Department of Computer Science, College of Computing and Information Technology, Arab Academy of Science, Technology & Maritime Transport, Alexandria, Egypt.
Mechatronics Engineering Department, Faculty of Engineering, Horus University Egypt, New Damietta, Egypt.
PLoS One. 2024 Apr 3;19(4):e0300641. doi: 10.1371/journal.pone.0300641. eCollection 2024.
Numerous classification and regression problems have extensively used Support Vector Machines (SVMs). However, the SVM approach is less practical for large datasets because of its processing cost. This is primarily due to the requirement of optimizing a quadratic programming problem to determine the decision boundary during training. As a result, methods for selecting data instances that have a better likelihood of being chosen as support vectors by the SVM algorithm have been developed to help minimize the bulk of training data. This paper presents a density-based method, called Density-based Border Identification (DBI), in addition to four different variations of the method, for the lessening of the SVM training data through the extraction of a layer of border instances. For higher-dimensional datasets, the extraction is performed on lower-dimensional embeddings obtained by Uniform Manifold Approximation and Projection (UMAP), and the resulting subset can be repetitively used for SVM training in higher dimensions. Experimental findings on different datasets, such as Banana, USPS, and Adult9a, have shown that the best-performing variations of the proposed method effectively reduced the size of the training data and achieved acceptable training and prediction speedups while maintaining an adequate classification accuracy compared to training on the original dataset. These results, as well as comparisons to a selection of related state-of-the-art methods from the literature, such as Border Point extraction based on Locality-Sensitive Hashing (BPLSH), Clustering-Based Convex Hull (CBCH), and Shell Extraction (SE), suggest that our proposed methods are effective and potentially useful.

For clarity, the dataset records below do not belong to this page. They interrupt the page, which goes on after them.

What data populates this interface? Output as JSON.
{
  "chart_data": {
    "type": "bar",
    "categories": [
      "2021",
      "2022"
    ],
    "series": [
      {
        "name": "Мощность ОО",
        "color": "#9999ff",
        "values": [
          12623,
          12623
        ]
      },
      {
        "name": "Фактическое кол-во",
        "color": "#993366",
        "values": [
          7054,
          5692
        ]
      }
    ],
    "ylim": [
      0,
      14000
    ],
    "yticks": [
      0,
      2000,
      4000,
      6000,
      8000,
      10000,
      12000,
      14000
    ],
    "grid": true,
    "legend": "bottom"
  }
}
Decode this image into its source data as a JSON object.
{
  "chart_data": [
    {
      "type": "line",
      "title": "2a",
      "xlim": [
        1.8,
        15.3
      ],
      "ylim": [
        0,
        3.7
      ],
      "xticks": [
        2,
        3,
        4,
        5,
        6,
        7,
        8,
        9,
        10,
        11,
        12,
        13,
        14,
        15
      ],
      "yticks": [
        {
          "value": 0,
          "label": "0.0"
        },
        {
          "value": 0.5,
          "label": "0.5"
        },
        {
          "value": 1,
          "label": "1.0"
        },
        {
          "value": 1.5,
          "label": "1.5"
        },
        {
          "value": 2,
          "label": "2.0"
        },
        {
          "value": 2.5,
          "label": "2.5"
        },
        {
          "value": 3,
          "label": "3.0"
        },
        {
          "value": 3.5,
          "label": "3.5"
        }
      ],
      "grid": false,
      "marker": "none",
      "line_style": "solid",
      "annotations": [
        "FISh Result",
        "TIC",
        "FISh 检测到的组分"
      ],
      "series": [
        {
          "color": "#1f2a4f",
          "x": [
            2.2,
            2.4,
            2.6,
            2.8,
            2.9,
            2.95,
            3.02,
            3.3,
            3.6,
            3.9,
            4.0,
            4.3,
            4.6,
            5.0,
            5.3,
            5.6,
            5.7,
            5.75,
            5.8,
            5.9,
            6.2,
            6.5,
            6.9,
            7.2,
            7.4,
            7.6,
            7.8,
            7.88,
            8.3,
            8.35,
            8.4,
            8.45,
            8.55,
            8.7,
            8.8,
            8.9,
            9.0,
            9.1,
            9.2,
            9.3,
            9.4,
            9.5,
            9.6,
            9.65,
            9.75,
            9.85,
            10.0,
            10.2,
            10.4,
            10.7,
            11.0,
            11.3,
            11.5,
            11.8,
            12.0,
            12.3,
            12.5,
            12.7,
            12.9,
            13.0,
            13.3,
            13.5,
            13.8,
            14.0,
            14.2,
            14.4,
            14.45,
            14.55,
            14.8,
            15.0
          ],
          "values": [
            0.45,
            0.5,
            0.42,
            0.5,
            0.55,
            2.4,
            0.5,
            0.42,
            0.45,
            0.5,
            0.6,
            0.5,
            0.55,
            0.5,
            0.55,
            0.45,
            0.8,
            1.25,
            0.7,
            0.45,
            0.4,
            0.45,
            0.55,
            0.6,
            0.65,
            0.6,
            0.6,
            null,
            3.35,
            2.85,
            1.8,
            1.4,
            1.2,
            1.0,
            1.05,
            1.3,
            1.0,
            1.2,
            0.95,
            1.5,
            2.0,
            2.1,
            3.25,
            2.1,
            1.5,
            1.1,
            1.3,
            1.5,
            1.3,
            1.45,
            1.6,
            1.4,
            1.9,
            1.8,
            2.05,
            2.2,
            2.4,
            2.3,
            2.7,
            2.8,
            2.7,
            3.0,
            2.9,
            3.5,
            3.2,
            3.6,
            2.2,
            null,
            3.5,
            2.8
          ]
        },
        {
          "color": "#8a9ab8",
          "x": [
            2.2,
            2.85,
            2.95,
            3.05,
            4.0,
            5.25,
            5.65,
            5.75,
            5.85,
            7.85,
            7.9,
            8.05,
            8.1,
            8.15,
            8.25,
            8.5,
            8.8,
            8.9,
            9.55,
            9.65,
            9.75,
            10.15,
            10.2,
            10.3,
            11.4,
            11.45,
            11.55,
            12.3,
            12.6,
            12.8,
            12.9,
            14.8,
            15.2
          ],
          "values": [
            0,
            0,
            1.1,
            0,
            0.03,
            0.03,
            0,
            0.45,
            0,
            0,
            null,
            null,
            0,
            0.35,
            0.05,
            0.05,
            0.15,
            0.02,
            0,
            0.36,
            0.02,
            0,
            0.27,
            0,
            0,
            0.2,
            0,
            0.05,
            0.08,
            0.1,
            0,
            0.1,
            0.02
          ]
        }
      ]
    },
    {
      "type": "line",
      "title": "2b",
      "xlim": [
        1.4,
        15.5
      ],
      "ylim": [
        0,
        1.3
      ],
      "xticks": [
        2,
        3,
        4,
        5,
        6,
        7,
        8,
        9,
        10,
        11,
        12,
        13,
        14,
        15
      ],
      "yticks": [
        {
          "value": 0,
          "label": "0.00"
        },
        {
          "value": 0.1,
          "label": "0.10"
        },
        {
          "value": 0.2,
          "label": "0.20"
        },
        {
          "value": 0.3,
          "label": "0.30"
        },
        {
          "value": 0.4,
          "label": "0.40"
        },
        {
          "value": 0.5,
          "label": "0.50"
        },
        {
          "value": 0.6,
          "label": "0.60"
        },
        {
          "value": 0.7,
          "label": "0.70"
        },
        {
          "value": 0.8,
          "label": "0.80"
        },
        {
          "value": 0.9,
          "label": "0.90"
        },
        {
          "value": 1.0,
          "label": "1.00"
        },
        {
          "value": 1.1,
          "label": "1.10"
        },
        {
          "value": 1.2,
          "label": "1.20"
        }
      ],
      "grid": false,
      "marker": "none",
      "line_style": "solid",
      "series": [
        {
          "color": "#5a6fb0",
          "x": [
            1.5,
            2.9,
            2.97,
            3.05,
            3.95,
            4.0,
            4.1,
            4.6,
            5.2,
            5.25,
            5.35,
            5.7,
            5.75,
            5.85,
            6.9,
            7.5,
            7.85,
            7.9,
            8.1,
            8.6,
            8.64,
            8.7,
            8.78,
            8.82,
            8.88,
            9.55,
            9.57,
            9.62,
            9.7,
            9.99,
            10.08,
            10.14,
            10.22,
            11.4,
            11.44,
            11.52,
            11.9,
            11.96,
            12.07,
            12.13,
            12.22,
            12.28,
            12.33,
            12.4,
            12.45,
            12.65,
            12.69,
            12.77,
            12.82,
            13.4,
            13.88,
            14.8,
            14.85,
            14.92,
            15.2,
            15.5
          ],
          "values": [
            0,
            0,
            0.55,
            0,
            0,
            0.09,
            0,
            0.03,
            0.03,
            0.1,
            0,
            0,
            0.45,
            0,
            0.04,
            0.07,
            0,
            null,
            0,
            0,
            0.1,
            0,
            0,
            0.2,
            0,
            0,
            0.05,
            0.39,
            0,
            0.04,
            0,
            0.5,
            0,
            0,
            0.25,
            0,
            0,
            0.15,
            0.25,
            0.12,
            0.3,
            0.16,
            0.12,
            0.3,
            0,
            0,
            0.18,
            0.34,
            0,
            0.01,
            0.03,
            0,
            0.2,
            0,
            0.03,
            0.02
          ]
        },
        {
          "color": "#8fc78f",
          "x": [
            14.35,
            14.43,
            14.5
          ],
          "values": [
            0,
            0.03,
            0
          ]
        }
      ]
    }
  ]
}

许多分类和回归问题都广泛使用了支持向量机(SVM)。然而,由于其处理成本,SVM 方法对于大型数据集来说不太实用。这主要是因为在训练过程中需要优化二次规划问题来确定决策边界。因此,已经开发了选择数据实例的方法,这些实例更有可能被 SVM 算法选为支持向量,以帮助最小化训练数据的大部分。本文提出了一种基于密度的方法,称为基于密度的边界识别(DBI),以及该方法的四种不同变体,用于通过提取边界实例层来减少 SVM 训练数据。对于高维数据集,提取是在通过均匀流形逼近和投影(UMAP)获得的低维嵌入上进行的,并且可以在更高维度上重复使用提取的子集进行 SVM 训练。在不同数据集(如 Banana、USPS 和 Adult9a)上的实验结果表明,所提出方法的性能最佳变体有效地减小了训练数据的大小,并实现了可接受的训练和预测加速,同时与在原始数据集上进行训练相比保持了足够的分类准确性。这些结果以及与文献中选择的一些相关最先进方法的比较,例如基于局部敏感哈希的边界点提取(BPLSH)、基于聚类的凸壳(CBCH)和外壳提取(SE),表明我们提出的方法是有效且可能有用的。